Wie Tomatenpflanzen ihre Abwehr steuern

Wie Tomatenpflanzen ihre Abwehr steuern

Forschende der Universitäten Tübingen und Hohenheim haben ein Peptid aufgespürt, das Tomatenpflanzen vor Überreaktionen beim Angriff von Fressfeinden schützt.

Tomatenpflanzen
Mit Hilfe eines raffinierten Systems aktivierender und inaktivierender Signalmoleküle können Tomatenpflanzen harmlose Verletzungen von bedrohlichen Angriffen durch Fressfeinde unterscheiden, so Forschende der Universitäten Hohenheim und Tübingen.
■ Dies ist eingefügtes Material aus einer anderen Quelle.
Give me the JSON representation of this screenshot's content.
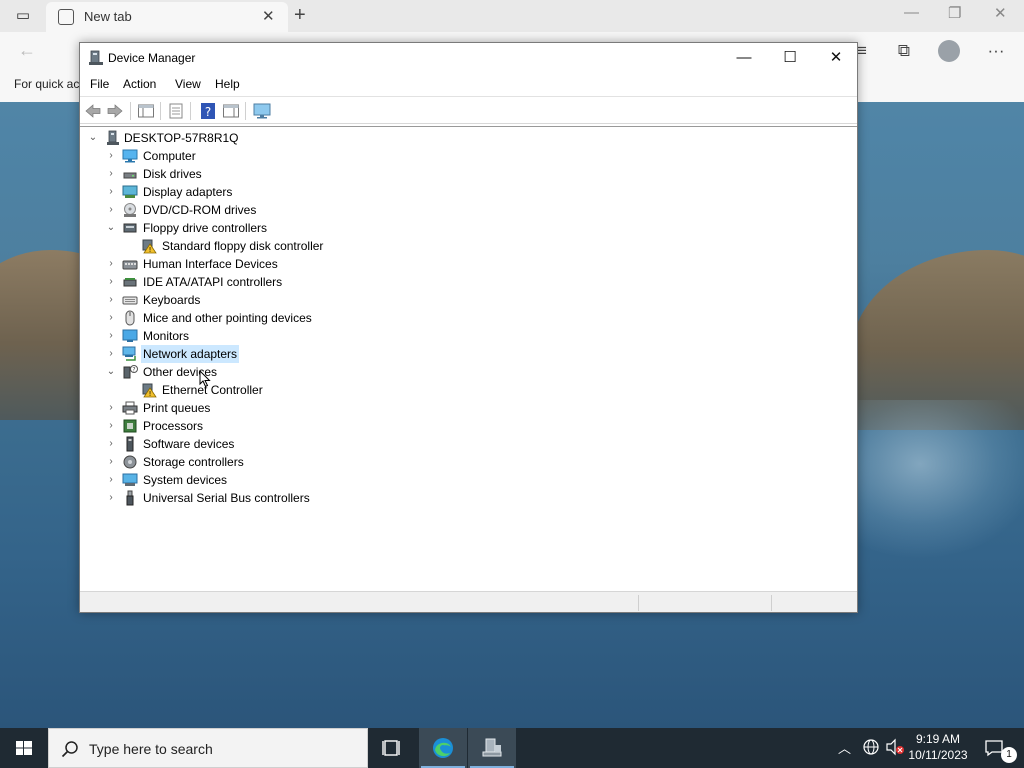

Nachtschattengewächse wie Tomaten verfügen über ein ausgeklügeltes System, um sich vor Fressfeinden und Krankheiten zu schützen. Die Abwehrreaktionen in den Pflanzenzellen werden dabei zentral vom Signalmolekül Systemin gesteuert. Bei einem Angriff produziert es Substanzen, die die Verdauung ihrer Fressfeinde stören, sodass Nährstoffe nicht verwertet werden können. Forschende der Universitäten Tübingen und Hohenheim haben nun einen bisher unbekannten Gegenspieler von Systemin entdeckt: das Peptid AntiSys.

AntiSys verhindert unkontrollierte Aktivierung des Immunsystems

Wie das Team in der Fachzeitschrift Cell schreibt, ähnelt dieses kurzkettige Protein in seiner Struktur zwar dem Systemin, wirkt aber als Hemmstoff für den hochempfindlichen Systemin-Rezeptor SYR1. „AntiSys bindet zwar an den gleichen Rezeptor wie Systemin, aber ohne ihn zu aktivieren. Da AntiSys in gesunden Pflanzen überwiegt, besetzt es den Rezeptor und stellt so sicher, dass das Immunsystem inaktiv bleibt“, erklärt Andreas Schaller von der Universität Hohenheim.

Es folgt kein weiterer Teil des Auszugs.